In den uns vorliegenden Schlußbänden stehen die Uebersichten voran. Die Sowjetunion, Spanien, die Vereinigten Staaten mit 21, 20 und 31 Spalten, darnach Südafrika, Südamerika als Gesamtheit, die Tschechoslowakei, die Türkei, Ungarn und Vorderindien erfahren eine konzise, allseitige Würdigung ihrer Gegenwart und ihrer Vergangenheit. Andere Staaten, so der Sudan, Syrien, Thailand, Tibet, Tunesien, Uruguay, Venezuela, Vietnam, autonome Gebiete, wie die Steiermark, der deutsche Südweststaat (Baden-Württemberg) und Südtirol (ausgezeichnet), wichtige Zentren, zum Beispiel Tokio, Wien, Zürich, haben nicht minder sachkundige Bearbeitung gefunden. Aus den Biographien ragen hervor: Sophokles, Spinoza, Freiherr von Stein, Stendhal, Stifter, Tasso, Tizian, Lev Tolstoj, Trockij (leider Trotzky Orthographien), Paul Valėry, Lope de Vega, Veläzquez, Verdi, Vergib Voltaire, Richard Wagner, Wieland (vielleicht allzu reichlich bedacht). Weniger befriedigen die Notizen über Stalin (warum kein Bild, während doch Trockijs freundliches Antlitz uns anblickt?), über Johann Strauß (unzulänglich), Thomas von Aquino (der säkularen Bedeutung nicht gerecht), Tschingis-Chan (gleicher Einwand), Wallenstein (keine Beachtung der tschechischen Forschung), Wells (überschätzt), den Philosophen Wittgenstein (nicht dessen Rang gemäß).
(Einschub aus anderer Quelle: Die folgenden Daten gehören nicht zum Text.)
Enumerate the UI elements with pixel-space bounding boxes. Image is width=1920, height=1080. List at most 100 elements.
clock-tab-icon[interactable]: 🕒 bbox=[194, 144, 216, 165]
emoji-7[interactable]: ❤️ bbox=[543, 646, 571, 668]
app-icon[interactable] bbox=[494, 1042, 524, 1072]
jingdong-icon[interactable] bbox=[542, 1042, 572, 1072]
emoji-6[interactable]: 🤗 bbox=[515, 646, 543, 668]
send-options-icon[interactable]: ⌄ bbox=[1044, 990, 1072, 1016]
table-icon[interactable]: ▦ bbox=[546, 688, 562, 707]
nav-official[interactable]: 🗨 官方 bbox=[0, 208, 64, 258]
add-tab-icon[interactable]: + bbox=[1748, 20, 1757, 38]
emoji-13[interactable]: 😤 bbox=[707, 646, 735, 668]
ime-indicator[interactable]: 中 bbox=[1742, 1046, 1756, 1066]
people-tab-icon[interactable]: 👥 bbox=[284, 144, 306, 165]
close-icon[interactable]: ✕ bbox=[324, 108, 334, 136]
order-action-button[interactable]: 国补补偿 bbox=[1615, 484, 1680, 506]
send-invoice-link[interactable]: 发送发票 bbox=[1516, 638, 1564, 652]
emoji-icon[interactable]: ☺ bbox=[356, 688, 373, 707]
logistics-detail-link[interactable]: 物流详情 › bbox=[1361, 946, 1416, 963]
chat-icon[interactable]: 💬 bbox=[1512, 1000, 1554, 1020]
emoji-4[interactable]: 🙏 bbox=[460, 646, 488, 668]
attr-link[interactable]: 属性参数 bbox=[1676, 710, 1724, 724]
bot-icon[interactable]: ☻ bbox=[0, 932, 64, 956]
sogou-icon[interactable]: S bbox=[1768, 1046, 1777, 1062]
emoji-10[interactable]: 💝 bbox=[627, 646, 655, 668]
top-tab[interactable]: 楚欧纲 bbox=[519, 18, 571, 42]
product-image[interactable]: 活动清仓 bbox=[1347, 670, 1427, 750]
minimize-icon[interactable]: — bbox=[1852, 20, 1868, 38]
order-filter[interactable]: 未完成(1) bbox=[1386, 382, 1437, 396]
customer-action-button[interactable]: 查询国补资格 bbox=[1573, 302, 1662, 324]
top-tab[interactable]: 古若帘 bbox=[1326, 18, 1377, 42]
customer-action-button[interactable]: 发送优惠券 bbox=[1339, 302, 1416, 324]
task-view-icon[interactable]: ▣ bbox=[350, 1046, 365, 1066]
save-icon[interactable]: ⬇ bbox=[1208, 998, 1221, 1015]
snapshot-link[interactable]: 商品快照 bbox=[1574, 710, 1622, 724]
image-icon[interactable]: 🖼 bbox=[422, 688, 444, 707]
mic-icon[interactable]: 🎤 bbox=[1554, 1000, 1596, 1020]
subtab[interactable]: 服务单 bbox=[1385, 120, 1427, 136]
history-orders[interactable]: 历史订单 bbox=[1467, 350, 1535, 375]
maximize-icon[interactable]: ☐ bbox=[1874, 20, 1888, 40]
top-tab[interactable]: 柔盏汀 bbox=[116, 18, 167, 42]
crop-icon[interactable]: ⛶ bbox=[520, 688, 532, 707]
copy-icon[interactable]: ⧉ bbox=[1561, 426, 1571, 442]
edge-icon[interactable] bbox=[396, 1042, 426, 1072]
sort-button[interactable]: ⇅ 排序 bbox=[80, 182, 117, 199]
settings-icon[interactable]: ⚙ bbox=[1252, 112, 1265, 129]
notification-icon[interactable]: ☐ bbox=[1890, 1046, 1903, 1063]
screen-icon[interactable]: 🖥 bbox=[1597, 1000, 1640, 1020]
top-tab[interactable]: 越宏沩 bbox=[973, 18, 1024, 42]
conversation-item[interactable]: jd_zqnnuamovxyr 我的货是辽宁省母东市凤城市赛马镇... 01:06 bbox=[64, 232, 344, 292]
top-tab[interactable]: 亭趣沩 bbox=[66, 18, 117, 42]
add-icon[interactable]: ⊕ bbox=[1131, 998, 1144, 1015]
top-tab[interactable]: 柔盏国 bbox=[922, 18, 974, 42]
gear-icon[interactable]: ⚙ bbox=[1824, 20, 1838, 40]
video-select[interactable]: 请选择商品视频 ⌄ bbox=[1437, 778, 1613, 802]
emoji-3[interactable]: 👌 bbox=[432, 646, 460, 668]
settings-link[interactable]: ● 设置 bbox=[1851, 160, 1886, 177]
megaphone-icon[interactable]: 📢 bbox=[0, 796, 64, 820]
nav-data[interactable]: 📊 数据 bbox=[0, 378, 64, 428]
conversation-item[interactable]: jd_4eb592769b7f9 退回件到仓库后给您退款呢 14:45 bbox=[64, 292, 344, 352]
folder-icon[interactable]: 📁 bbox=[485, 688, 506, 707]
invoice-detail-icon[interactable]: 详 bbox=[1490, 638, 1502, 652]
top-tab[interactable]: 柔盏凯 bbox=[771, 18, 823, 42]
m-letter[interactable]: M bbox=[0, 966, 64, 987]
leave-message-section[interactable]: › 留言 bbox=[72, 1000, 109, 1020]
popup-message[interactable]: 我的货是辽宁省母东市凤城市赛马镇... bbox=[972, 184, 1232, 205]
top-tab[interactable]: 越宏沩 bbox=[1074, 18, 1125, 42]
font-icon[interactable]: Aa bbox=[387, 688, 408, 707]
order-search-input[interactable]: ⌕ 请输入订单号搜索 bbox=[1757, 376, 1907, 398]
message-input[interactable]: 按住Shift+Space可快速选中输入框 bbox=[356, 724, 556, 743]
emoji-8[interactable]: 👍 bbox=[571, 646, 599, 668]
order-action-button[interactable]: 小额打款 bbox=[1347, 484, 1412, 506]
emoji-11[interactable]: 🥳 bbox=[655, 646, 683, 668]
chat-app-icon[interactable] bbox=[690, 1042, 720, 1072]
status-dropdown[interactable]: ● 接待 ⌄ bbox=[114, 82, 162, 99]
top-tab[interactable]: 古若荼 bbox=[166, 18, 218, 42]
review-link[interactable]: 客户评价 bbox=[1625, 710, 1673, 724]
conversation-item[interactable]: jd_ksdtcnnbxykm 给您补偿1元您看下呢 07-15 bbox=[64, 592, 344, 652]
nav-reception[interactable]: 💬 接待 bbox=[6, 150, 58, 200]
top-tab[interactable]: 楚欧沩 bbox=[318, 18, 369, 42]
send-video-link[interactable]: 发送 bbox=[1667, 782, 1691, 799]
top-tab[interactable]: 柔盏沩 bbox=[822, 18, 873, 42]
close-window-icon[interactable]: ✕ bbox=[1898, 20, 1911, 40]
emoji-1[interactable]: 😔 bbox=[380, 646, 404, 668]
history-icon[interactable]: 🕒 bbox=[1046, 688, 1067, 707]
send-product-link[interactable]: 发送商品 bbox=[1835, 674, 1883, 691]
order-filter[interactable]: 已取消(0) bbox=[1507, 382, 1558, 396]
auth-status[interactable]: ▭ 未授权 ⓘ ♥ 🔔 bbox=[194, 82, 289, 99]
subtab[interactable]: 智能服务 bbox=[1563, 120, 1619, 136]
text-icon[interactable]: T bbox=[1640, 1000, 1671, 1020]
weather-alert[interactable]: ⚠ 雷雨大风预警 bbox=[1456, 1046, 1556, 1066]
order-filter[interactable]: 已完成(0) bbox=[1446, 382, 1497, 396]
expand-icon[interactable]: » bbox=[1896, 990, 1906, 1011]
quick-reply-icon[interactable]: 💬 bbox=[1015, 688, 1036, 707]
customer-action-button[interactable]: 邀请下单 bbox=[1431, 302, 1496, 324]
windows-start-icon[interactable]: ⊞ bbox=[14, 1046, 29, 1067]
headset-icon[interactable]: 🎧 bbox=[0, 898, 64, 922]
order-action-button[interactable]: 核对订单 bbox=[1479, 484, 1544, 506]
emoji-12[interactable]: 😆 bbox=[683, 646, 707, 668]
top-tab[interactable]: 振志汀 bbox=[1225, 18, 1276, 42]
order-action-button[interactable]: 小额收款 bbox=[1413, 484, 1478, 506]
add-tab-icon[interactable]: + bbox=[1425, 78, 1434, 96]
Von historischen Zusammenfassungen stechen hervor: Völkerwanderung (leider in der Literatur nicht nur kein Hinweis auf französische grundlegende Darstellungen, mit Lot an der Spitze, und schon gar keiner auf russische Werke, sondern auch eine zu spärliche Auswahl aus deutschen Monographien), besonders wohlgeraten das Bild der Vorgeschichte, die Wappenkunde, eine durch eine gute Tabelle ergänzte Chronik der Weimarer Republik. Die sehr eingehende Schilderung der beiden Weltkriege auf neun und auf rund dreißig Spalten ist in ihrem militärischen Teil meisterhaft, doch nach der politischen Seite wenig angetan, außerhalb, sagen wir preußisch-traditionsfroher Kreise Vergnügen zu bereiten. Gleich die „Ursachen” des blutigen Ringens von 1914 bis 1918: „Französische Revanchehoffnungen” und die „durch sie verschärften deutsch-französischen Spannungen”, die „panslawistische Bewegung”. „Das Deutsche Reich zog sich durch die Unterstützung der Donaumonarchie die Feindschaft Rußlands, und durch seinen als reine Defensivmaßnahme gedachten, von den Engländern als Bedrohung empfundenen Flotten bau die Gegnerschaft Großbritanniens zu. Die friedliche, aber unsichere und schwankende deutsche Politik” usw. Kurz und gut, welsche Rewangsche, britischer Neid, russischer Imperialismus und Kamerad Schnürsenkel, während wir, ins Höchstdeutsche übersetzt, eh die reinen Lamperln waren. Sogar der Weltkrieg II: „Hitler schlug Polen ein Ueberein- kommen vor … Die polnische Regierung lehnte dieses Ansinnen ab . .. Drei Tage vorher hatte sie Maßnahmen zu einer Teilmobilisierung und Zusammenziehung von Truppen an der Danziger Grenze getroffen. Daraufhin befahl Hitler Ende März der Wehrmacht, sich auf die unvermeidlich erscheinende militärische Auseinandersetzung mit Polen bis Ende August vorzubereiten”. Sonnenklar, nicht wahr? Daß nämlich das bedrohte Großdeutsche Reich zu den Waffen greifen mußte. Schwamm darüber!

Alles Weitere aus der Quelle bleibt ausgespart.